"İçtihat Metni"
K A N U N Y A R A R I N A
B O Z M A
İNCELENEN KARARIN
MAHKEMESİ :Asliye Ceza Mahkemesi
SUÇ : Kasten yaralama
İNCELEME KONUSU
KARAR : Mahkûmiyet
KANUN YARARINA BOZMA
YOLUNA BAŞVURAN : Adalet Bakanlığının istemi üzerine Yargıtay Cumhuriyet Başsavcılığı
TEBLİĞNAME GÖRÜŞÜ : İlgili kararın kanun yararına bozulması
Çekerek Asliye Ceza Mahkemesinin, 06.11.2019 tarihli ve 2019/50 Esas, 2019/182 Karar sayılı kararı ile hükümlü hakkında kasten yaralama suçundan, 5237 sayılı Türk Ceza Kanunu'nun (5237 sayılı Kanun) 86 ncı maddesinin ikinci fıkrası, üçüncü fıkrasının (e) bendi, 29 uncu maddesinin birinci fıkrası, 62 nci maddesinin birinci fıkrası, 52 nci maddesinin ikinci fıkrası uyarınca 2.240,00 TL adlî para cezası ile cezalandırılmasına ilişkin netice cezanın türü ve miktarı itibarıyla, Ceza Muhakemesi Kanunu’nun (5271 sayılı Kanun) 272 nci maddesinin üçüncü fıkrasının (a) bendi uyarınca kesin nitelikte olması sebebiyle 06.11.2019 tarihinde kesinleştiği belirlenmiştir.

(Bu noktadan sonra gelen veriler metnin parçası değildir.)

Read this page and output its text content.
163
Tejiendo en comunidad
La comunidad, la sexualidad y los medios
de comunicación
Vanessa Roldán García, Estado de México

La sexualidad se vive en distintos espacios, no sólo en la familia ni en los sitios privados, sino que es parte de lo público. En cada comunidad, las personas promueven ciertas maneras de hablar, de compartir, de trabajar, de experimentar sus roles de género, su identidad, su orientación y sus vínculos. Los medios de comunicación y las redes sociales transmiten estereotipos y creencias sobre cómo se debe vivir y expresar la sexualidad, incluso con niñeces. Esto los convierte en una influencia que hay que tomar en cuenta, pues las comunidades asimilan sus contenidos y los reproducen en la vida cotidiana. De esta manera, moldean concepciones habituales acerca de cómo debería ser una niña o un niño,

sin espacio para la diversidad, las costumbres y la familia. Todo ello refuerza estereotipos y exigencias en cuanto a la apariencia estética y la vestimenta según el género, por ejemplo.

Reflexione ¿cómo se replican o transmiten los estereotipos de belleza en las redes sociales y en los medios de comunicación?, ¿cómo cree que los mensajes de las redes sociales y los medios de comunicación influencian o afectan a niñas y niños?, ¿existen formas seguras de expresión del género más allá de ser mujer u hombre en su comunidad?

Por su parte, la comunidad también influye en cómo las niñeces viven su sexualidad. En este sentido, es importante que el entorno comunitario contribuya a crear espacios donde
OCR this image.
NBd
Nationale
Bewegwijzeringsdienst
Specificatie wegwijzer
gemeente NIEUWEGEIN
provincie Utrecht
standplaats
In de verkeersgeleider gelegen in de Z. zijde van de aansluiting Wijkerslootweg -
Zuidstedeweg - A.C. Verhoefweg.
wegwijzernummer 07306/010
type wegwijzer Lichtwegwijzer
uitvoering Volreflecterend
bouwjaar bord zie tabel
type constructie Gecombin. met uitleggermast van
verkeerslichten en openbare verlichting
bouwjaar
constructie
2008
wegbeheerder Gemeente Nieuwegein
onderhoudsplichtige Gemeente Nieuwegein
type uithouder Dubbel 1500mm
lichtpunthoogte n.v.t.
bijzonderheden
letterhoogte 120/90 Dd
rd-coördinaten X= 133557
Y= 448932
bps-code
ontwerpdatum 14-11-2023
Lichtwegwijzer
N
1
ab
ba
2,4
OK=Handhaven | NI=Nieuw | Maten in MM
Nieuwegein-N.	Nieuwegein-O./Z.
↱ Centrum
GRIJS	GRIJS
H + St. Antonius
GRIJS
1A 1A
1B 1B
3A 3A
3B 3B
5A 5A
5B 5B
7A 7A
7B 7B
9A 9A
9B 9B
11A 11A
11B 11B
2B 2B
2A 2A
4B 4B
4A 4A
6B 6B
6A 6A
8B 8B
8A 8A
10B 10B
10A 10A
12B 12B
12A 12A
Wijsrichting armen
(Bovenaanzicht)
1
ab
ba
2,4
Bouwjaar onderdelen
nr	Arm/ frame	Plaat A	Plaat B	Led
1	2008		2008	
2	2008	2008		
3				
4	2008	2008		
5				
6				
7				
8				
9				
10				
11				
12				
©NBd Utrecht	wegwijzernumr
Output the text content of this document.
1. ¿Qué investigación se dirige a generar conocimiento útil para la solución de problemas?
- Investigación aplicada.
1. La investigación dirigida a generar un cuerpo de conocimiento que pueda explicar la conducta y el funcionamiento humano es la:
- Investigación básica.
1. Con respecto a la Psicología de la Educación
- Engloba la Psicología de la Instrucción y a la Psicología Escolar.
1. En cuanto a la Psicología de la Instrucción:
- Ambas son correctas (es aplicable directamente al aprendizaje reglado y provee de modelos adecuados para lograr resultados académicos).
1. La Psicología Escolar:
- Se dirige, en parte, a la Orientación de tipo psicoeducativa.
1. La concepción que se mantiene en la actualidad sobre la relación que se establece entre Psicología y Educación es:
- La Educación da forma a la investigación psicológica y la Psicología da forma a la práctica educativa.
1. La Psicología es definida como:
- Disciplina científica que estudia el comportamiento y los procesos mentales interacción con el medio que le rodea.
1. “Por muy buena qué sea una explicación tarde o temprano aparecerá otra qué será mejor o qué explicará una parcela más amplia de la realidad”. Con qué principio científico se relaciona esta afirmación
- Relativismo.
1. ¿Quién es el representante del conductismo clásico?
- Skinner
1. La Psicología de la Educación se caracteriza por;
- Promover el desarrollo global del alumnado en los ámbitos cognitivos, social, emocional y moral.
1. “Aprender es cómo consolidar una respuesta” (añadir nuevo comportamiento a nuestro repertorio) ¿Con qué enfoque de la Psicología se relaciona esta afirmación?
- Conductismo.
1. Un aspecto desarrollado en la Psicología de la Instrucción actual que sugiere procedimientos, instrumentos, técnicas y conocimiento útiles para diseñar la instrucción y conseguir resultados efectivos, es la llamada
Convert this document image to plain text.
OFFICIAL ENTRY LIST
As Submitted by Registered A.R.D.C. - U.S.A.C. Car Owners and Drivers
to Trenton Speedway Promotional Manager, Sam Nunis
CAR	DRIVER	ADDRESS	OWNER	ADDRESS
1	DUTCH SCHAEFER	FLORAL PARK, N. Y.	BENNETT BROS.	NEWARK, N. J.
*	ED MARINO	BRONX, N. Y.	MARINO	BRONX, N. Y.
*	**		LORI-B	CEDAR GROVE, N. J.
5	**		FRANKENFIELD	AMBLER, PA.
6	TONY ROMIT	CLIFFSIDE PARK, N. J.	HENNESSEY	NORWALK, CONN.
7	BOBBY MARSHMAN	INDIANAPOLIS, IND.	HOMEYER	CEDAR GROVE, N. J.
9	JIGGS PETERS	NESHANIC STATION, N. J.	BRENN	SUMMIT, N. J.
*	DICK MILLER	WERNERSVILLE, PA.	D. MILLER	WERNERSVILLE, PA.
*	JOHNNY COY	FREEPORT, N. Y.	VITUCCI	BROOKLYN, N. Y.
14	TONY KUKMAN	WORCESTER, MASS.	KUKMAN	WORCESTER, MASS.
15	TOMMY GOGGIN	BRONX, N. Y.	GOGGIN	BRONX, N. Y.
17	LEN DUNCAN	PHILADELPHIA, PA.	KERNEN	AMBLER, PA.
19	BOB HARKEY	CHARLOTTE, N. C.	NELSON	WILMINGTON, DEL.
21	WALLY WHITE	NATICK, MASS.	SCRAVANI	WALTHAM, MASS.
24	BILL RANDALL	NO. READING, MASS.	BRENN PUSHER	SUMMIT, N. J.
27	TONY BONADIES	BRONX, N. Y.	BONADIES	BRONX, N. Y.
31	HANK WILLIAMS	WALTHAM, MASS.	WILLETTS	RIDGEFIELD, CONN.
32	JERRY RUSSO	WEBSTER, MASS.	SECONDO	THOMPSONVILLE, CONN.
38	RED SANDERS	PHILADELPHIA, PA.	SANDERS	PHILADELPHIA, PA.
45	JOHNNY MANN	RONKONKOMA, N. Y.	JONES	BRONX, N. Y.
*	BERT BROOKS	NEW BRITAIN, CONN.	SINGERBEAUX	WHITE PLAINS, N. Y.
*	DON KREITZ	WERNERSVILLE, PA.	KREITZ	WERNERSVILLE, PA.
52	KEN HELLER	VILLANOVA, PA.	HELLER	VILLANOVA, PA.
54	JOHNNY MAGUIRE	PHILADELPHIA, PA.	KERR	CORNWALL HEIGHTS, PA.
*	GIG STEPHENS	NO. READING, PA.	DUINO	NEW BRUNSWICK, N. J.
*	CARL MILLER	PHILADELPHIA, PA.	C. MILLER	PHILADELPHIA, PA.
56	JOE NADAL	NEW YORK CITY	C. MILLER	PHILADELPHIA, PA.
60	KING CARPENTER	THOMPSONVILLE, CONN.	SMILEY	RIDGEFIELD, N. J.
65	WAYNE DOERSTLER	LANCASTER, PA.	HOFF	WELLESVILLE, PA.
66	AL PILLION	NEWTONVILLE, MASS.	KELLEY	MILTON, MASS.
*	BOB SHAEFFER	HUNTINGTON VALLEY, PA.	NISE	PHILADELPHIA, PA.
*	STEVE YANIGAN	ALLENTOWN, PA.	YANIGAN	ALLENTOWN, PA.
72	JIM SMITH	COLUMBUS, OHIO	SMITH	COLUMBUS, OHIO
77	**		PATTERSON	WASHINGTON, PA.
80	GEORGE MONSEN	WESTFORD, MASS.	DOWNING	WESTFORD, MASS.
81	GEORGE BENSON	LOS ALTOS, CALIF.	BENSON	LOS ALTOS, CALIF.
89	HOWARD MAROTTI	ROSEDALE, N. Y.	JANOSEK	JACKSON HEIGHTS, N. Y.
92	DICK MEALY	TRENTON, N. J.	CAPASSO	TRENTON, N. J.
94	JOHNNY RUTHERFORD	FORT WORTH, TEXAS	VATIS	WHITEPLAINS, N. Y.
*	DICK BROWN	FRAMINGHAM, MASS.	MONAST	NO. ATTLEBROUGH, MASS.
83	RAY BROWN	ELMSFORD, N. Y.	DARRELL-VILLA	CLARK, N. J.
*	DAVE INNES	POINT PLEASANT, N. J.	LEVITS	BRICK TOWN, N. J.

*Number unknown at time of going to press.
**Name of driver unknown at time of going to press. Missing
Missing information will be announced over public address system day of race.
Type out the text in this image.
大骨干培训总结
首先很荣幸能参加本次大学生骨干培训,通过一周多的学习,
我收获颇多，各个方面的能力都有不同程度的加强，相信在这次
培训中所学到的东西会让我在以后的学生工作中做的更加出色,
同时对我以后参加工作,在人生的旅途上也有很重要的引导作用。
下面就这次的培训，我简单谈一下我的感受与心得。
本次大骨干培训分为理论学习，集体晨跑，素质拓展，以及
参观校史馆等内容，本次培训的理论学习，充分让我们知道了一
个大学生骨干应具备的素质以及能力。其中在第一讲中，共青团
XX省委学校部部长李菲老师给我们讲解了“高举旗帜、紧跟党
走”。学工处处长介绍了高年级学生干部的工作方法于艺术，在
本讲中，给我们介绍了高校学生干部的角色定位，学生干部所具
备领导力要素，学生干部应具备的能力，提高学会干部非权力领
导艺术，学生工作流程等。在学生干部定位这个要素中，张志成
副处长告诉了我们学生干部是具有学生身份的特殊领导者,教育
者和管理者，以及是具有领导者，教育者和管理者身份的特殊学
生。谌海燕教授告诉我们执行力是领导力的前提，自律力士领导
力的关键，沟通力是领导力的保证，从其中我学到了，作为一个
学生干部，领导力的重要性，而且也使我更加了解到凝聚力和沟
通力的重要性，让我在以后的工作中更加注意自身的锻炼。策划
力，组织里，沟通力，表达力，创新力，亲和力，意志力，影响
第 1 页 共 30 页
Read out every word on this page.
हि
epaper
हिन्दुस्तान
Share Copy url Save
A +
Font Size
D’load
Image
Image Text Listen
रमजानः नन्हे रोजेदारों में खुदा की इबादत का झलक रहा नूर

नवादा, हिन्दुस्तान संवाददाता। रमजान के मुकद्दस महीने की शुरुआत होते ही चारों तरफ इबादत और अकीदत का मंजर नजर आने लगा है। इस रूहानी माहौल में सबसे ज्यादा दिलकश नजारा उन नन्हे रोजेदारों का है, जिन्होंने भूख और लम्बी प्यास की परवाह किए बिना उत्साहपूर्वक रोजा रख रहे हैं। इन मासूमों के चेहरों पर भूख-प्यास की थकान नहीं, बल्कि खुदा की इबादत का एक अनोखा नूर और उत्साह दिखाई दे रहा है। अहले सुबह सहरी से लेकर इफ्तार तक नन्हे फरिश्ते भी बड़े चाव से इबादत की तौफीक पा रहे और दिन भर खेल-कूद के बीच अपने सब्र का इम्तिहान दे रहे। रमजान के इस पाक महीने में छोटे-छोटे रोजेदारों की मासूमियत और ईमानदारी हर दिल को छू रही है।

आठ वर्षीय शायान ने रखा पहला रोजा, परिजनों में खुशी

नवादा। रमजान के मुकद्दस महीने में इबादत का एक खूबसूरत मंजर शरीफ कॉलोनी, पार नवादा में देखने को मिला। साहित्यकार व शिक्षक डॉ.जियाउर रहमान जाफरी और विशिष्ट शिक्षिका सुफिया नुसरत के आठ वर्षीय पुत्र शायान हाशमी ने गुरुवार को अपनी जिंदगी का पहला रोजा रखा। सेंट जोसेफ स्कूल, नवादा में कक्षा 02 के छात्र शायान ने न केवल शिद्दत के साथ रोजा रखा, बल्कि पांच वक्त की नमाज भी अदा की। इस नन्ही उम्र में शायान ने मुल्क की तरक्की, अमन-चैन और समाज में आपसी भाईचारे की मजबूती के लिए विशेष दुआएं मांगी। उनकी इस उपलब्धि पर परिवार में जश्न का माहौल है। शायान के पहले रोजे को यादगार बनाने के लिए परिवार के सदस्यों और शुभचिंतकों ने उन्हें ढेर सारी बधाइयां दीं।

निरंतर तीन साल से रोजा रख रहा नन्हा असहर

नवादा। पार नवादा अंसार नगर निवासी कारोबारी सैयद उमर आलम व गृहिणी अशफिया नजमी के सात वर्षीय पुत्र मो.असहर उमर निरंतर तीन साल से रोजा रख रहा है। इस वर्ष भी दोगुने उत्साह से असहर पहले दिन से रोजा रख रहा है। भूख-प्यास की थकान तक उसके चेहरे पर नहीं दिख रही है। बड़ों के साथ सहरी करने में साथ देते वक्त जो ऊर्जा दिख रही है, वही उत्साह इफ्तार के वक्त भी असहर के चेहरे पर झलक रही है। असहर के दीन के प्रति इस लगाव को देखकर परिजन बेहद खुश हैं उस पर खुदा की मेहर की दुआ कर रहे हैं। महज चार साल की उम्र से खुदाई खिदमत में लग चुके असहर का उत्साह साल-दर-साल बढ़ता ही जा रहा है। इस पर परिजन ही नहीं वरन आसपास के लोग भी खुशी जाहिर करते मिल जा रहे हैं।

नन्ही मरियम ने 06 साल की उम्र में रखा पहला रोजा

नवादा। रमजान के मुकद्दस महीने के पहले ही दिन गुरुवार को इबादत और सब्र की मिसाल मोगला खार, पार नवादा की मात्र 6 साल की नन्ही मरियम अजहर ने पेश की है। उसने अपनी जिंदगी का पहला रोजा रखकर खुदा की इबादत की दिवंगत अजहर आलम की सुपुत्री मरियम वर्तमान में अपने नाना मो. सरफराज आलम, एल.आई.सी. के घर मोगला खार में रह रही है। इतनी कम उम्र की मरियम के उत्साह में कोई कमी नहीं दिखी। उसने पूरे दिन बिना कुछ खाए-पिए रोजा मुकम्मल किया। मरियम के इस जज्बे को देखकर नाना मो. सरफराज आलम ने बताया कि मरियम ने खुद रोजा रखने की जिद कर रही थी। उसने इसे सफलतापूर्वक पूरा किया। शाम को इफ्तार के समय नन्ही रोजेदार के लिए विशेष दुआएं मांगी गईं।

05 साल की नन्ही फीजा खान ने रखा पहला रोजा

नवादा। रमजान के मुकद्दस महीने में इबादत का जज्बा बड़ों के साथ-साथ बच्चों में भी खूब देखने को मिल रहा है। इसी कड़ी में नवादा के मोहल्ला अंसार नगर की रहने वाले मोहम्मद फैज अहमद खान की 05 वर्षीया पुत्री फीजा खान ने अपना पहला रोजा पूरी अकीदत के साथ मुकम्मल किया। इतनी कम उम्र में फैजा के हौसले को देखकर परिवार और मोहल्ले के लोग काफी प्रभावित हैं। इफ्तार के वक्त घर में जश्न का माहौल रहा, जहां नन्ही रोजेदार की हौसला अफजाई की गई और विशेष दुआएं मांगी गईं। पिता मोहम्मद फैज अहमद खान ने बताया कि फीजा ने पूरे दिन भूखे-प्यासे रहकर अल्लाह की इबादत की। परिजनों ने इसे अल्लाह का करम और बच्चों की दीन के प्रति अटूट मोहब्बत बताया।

Adalet Bakanlığının, 5271 sayılı Kanun'un 309 uncu maddesinin birinci fıkrası uyarınca, 26.07.2023 tarihli ve 2023/4474 sayılı evrakı ile kanun yararına bozma istemine istinaden düzenlenen, Yargıtay Cumhuriyet Başsavcılığının, 21.09.2023 tarihli ve KYB-2023/91422 sayılı Tebliğnamesi ile dava dosyası Daireye gönderilmekle, gereği düşünüldü:
I. İSTEM
Yargıtay Cumhuriyet Başsavcılığının, 21.09.2023 tarihli ve KYB-2023/91422 sayılı kanun yararına bozma isteminin;
“Dosya kapsamına göre, 11.01.2016 tarihinde çıkan tartışmada sanığın mağdur ...'i silahla basit tıbbi müdahale ile giderilebilecek düzeyde yaraladığı gerekçesiyle mahkumiyetine karar verilmiş ise de; mağdurun aşamalarda alınan beyanlarında sanığın kendisine eliyle vurduğunu beyan etmesi, aynı şekilde sanığın aşamalarda alınan savunmalarında mağdura eliyle vurduğuna açık ikrarda bulunması ile dosya içerisindeki diğer beyanların da bu hususu doğrulaması ve mağdurun da yargılama aşamasında sanık hakkındaki şikâyetinden 08.05.2019 tarihli celsede vazgeçmesi karşısında, 5237 sayılı Kanun'un 86/2. maddesinde düzenlenen yargılama konusu suçun, soruşturulması ve kovuşturulmasının şikayete bağlı olduğu ve şikayetten vazgeçme sebebiyle anılan Kanun'un 73/4 ile 5271 sayılı Ceza Muhakemesi Kanunu’nun 223/8. maddeleri gereğince kamu davasının düşmesine karar verilmesi gerektiği gözetilmeksizin, yazılı şekilde mahkumiyet kararı verilmesinde isabet görülmemiştir.”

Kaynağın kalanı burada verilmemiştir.